Thursday, January 30, 2014

Mourning Dove

Mourning Dove
The Mourning Dove  is a member of the dove family . The bird is also called the Turtle Dove or the American Mourning Dove or Rain Dove and formerly was known as the Carolina Pigeon or Carolina Turtledove. It is one of the most abundant and widespread of all North American birds. It is also the leading game bird, with more than 20 million birds  shot annually in the U.S both for sport and for meat. Its ability to sustain its population under such pressure stems from its prolific breeding: in warm areas one pair may raise up to six broods a year. Its plaintive woo call gives the bird its name. The wings can make an unusual whistling sound upon take off and landing. The bird is a strong flier capable of speeds up to 88 km/h. Mourning Doves are light grey and brown and generally muted in color.

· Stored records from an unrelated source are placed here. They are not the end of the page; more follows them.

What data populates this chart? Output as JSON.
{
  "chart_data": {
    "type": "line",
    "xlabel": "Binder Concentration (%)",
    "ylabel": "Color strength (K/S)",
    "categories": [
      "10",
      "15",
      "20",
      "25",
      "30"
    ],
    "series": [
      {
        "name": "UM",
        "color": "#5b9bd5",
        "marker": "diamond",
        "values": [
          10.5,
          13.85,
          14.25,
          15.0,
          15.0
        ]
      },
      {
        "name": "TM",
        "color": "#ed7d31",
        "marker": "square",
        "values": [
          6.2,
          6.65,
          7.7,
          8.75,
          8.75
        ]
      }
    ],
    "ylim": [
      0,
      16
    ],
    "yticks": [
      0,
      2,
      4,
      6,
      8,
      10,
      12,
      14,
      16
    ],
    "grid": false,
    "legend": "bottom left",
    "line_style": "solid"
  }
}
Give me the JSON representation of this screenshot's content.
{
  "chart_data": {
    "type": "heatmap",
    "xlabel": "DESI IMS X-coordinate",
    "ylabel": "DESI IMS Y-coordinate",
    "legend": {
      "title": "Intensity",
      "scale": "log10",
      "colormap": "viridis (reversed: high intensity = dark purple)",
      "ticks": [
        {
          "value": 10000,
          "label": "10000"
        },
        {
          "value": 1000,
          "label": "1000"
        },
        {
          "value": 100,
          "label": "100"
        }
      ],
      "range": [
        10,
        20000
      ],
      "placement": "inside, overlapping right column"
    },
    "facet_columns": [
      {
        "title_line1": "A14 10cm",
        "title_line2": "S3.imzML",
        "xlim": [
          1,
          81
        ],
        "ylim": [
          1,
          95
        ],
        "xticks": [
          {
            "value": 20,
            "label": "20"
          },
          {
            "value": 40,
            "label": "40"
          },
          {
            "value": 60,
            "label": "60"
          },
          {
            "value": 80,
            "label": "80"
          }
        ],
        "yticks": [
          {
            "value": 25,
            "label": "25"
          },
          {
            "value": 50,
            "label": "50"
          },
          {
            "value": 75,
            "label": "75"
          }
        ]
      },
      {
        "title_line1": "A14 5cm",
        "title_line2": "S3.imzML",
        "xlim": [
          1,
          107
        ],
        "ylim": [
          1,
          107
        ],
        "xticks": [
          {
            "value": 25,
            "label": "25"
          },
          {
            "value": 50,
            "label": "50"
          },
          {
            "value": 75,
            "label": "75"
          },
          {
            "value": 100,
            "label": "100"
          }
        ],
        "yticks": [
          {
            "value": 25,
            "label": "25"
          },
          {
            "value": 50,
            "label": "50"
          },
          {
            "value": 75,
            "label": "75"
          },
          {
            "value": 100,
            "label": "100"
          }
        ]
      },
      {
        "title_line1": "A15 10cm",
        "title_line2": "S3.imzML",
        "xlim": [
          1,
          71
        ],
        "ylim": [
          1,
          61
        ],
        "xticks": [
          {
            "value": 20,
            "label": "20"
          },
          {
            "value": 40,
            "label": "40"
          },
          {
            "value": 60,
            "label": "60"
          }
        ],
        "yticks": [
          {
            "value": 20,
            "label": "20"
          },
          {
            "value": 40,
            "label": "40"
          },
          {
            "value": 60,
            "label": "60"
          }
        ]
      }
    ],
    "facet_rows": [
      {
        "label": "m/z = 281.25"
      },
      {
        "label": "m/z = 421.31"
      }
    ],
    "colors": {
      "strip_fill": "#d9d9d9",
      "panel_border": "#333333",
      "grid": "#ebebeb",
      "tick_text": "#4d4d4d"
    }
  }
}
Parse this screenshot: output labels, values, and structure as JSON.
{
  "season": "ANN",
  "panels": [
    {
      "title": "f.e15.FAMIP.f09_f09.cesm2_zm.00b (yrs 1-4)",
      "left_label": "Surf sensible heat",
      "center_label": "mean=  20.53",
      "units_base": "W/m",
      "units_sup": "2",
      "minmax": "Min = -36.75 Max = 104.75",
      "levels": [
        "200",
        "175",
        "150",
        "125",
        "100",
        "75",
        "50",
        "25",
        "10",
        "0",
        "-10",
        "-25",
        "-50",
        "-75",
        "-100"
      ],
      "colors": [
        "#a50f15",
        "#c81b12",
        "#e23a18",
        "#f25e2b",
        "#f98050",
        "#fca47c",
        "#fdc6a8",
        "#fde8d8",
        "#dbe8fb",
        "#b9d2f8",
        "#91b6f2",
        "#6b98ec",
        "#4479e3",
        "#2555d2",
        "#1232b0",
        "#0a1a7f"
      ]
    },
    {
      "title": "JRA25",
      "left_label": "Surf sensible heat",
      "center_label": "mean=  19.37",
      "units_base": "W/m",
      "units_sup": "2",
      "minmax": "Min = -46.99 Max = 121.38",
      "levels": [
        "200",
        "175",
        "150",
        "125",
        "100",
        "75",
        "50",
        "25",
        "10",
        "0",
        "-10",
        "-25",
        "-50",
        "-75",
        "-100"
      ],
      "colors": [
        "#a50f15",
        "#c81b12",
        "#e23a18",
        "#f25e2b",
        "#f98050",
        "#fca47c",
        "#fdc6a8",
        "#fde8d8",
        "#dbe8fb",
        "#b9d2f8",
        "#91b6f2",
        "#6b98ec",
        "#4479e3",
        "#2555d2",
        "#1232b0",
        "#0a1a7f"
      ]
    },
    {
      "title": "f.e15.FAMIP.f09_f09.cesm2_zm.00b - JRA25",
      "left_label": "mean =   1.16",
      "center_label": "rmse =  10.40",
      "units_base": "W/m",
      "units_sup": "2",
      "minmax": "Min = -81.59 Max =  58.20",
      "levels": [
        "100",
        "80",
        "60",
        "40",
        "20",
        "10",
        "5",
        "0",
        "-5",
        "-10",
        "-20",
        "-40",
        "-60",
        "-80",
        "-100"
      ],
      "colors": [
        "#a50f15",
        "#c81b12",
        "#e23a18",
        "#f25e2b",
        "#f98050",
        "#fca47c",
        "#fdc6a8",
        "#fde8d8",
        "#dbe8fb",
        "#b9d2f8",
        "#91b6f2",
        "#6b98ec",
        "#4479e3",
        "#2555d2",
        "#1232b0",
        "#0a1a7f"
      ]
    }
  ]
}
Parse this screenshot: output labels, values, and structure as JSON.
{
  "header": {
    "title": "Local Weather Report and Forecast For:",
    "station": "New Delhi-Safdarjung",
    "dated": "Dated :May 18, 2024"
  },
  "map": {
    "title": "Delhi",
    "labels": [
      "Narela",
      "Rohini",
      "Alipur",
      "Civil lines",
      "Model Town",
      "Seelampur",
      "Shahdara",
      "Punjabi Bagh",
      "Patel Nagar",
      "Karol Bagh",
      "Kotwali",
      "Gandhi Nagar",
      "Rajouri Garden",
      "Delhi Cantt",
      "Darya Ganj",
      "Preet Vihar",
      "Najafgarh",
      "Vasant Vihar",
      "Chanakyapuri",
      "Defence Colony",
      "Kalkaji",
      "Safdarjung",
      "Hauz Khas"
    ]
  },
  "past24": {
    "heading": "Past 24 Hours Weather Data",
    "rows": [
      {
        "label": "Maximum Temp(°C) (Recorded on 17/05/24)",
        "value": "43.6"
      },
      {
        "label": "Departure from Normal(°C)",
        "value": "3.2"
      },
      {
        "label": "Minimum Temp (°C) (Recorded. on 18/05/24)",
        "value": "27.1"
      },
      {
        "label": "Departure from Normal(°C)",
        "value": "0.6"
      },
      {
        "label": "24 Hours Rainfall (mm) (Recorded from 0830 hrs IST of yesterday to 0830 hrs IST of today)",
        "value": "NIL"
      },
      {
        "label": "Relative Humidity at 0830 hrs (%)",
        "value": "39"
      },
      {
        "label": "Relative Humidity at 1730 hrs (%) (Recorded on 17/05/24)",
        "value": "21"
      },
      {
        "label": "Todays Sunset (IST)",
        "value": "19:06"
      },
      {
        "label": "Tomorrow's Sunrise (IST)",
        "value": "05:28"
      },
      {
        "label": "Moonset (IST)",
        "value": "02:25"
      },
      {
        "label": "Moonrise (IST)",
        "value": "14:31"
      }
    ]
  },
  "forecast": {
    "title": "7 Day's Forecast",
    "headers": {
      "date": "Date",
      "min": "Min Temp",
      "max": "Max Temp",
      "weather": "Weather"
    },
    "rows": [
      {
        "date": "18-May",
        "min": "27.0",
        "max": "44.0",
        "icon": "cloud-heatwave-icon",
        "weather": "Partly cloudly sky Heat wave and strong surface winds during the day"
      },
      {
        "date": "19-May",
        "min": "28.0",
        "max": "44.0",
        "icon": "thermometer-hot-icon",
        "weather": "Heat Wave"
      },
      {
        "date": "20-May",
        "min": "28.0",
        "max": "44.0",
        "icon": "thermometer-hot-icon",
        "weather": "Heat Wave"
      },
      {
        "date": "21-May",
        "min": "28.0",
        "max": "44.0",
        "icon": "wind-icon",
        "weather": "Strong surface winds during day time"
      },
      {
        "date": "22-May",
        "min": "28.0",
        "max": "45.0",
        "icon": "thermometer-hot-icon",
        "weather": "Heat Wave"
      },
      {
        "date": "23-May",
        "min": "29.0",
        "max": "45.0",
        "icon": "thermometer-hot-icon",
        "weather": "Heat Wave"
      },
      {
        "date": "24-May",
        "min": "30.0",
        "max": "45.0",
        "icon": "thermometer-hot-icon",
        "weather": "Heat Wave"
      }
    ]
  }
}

Males and females are similar in appearance. The species is generally monogamous, with two squabs  per brood. Both parents incubate and care for the young. Mourning Doves eat almost exclusively seeds, but the young are fed crop milk by their parents.The Mourning Dove has a large range of nearly 11,000,000 km 2 . The species is resident throughout the Greater Antilles most of Mexico the Continental United States, and southern Canada. Much of the Canadian prairies sees these birds in summer only and southern Central America sees them in winter only. The species is a vagrant in northern Canada. Alaska and South America. It has been spotted as an accidental at least seven times in the Western Pale arctic with records from the British Isles  the Azores and Iceland .In 1963 the Mourning Dove was introduced to Hawaii and in 1998 there was still a small population in North Kano. The Mourning Dove also appeared on Socorro Island, off the Western coast of Mexico in 1988 sixteen years after the Socorro Dove was extirpated from that island.